Governor Phil Murphy has announced that New Jersey will operate its own “state-based health exchange” for health insurance starting in 2021. Currently, residents who buy their own healthcare do so on the federal exchange at Healthcare.gov under the Affordable Care Act. But according to Murphy, the move to a state-based exchange will “allow New Jersey greater control over its health insurance market and the ability to establish stronger protections against the Trump Administration’s sabotage of the ACA.”
Murphy has also proposed codifying in state law the protections provided by the Affordable Care Act, the governor said in a press release.
Days after Murphy’s announcement, the Trump administration argued in a federal appeals court that the ACA’s protections for people with pre-existing conditions, along with its expansion of Medicaid and every other aspect of the law should be invalidated.
Murphy said the state-based healthcare moves were intended as a safeguard to preserve the benefits of the ACA for New Jersey residents.

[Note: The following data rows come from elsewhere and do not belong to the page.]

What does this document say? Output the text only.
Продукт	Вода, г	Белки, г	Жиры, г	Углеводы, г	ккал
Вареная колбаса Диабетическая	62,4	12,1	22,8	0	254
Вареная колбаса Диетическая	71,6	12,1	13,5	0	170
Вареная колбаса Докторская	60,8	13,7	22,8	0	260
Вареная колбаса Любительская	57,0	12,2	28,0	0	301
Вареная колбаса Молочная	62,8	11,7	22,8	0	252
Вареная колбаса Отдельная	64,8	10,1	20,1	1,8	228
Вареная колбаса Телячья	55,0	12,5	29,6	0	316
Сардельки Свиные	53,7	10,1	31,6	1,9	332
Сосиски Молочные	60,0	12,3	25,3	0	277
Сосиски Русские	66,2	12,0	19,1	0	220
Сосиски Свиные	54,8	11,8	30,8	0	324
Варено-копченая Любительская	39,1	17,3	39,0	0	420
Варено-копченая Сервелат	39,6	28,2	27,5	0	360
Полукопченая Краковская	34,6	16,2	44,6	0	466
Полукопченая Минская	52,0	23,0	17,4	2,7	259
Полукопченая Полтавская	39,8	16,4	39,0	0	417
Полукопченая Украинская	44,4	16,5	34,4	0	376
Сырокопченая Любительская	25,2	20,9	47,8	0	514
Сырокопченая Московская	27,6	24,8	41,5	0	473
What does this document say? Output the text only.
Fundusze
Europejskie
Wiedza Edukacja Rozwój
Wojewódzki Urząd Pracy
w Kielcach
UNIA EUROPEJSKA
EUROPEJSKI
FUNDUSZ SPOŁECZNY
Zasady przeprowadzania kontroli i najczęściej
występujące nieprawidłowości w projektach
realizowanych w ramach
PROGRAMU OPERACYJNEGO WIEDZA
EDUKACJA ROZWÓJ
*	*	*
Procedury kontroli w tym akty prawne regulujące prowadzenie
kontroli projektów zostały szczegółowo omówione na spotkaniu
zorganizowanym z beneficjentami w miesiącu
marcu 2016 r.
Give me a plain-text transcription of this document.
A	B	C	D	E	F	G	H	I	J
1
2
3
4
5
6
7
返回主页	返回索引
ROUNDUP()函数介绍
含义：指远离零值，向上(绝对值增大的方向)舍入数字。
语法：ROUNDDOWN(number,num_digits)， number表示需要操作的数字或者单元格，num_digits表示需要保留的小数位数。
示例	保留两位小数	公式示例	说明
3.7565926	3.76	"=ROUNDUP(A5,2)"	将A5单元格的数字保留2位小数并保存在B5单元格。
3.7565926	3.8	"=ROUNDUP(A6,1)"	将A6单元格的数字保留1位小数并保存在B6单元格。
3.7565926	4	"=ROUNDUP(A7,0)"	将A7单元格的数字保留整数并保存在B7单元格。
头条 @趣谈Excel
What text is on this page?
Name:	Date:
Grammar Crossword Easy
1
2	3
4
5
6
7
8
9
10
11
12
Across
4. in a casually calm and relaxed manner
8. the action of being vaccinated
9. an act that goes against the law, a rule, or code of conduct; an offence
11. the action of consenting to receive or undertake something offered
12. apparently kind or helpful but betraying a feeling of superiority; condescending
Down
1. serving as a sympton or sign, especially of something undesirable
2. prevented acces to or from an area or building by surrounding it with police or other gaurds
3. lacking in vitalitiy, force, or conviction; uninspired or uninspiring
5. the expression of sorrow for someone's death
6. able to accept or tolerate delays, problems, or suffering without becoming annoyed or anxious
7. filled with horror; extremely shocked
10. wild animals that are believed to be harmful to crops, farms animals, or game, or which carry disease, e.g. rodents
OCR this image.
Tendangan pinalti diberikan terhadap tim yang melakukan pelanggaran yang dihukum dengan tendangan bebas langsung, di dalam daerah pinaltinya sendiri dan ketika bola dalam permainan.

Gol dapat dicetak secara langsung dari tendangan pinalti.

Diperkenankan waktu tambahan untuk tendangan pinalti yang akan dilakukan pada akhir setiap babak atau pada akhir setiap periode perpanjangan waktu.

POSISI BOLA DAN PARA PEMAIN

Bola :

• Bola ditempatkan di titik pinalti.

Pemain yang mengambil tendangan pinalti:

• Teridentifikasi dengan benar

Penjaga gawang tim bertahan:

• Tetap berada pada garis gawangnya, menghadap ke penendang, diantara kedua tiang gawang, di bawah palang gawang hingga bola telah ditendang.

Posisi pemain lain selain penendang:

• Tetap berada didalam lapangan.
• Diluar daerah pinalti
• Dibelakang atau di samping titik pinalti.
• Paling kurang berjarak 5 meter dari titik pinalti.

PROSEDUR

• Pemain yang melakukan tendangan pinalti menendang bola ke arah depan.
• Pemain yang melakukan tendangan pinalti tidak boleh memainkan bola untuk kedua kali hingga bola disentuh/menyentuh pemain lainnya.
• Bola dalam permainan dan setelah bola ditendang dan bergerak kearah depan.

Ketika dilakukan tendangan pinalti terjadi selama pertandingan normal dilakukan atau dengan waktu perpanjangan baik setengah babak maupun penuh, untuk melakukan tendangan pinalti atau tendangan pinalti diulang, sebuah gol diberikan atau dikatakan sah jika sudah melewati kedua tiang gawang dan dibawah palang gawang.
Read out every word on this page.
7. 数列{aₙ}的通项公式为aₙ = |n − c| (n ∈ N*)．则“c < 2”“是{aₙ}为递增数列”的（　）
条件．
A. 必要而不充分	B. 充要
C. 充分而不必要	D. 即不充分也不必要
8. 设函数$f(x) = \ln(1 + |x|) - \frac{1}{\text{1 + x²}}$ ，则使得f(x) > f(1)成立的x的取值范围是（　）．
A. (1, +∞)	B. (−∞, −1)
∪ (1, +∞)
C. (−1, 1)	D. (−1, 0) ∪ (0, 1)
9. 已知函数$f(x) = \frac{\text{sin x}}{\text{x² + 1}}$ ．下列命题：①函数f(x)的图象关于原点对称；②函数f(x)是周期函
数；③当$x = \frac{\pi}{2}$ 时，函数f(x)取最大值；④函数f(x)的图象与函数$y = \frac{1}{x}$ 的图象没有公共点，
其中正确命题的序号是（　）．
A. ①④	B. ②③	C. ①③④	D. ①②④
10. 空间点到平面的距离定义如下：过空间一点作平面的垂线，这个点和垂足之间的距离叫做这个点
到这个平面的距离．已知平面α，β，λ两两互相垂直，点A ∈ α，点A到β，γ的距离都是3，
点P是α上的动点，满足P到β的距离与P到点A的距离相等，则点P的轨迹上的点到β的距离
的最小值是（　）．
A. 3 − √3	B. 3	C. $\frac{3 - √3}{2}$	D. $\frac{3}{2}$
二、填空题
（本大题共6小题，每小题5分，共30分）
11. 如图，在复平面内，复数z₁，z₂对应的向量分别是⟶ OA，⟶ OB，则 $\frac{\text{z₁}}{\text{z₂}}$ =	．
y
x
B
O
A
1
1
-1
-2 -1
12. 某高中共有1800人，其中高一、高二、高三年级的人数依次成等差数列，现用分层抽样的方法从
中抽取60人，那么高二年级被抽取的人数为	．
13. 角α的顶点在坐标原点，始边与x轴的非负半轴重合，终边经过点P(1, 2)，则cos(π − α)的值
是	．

“New Jersey has not shied away from the work required to secure the protections afforded by the Affordable Care Act and to provide access to quality affordable health care that our residents deserve — in fact, in partnership with the legislature our state has stepped up,” Murphy said. “We have the ability to further protect New Jersey from actions taken by the Trump administration to roll back the hard-fought protections afforded by the ACA, and I would argue we have an obligation to do so.”
“Moving to a state-based exchange is the right next step in our work to improve access to coverage and care,” said Department of Banking and Insurance Commissioner Marlene Caride. “The federal government has cut the enrollment period, and slashed funding for outreach, advertising and navigators that provide critical assistance to residents in our communities. Funding sent to Washington to utilize the federal exchange will be better utilized right here in New Jersey, where we can establish policies that create greater stability, access and improved protections for residents.”
New Jersey has already established a reinsurance program, implemented a requirement to have coverage, and took over plan management of the exchange in New Jersey. The Murphy administration said rates in the individual market went down by 9.3 percent this year as a result of these efforts.
The Texas v. Azar case, currently pending appeal in the Fifth Circuit, threatens the ACA. New Jersey had many of the ACA consumer protections in state law before the ACA was passed. However, state law has not been updated in all respects to incorporate the ACA protections. In the event the ACA were overturned in the courts, or further destabilized at the federal level, significant reforms to New Jersey law are required to maintain the ACA consumer protections.
The administration proposes codifying many of the primary ACA consumer insurance protections including: Prohibiting pre-existing conditions exclusions, requiring dependent coverage to age 26, requiring coverage of “essential health benefits,” prohibiting lifetime and annual limits, and requiring coverage without cost sharing for preventative services.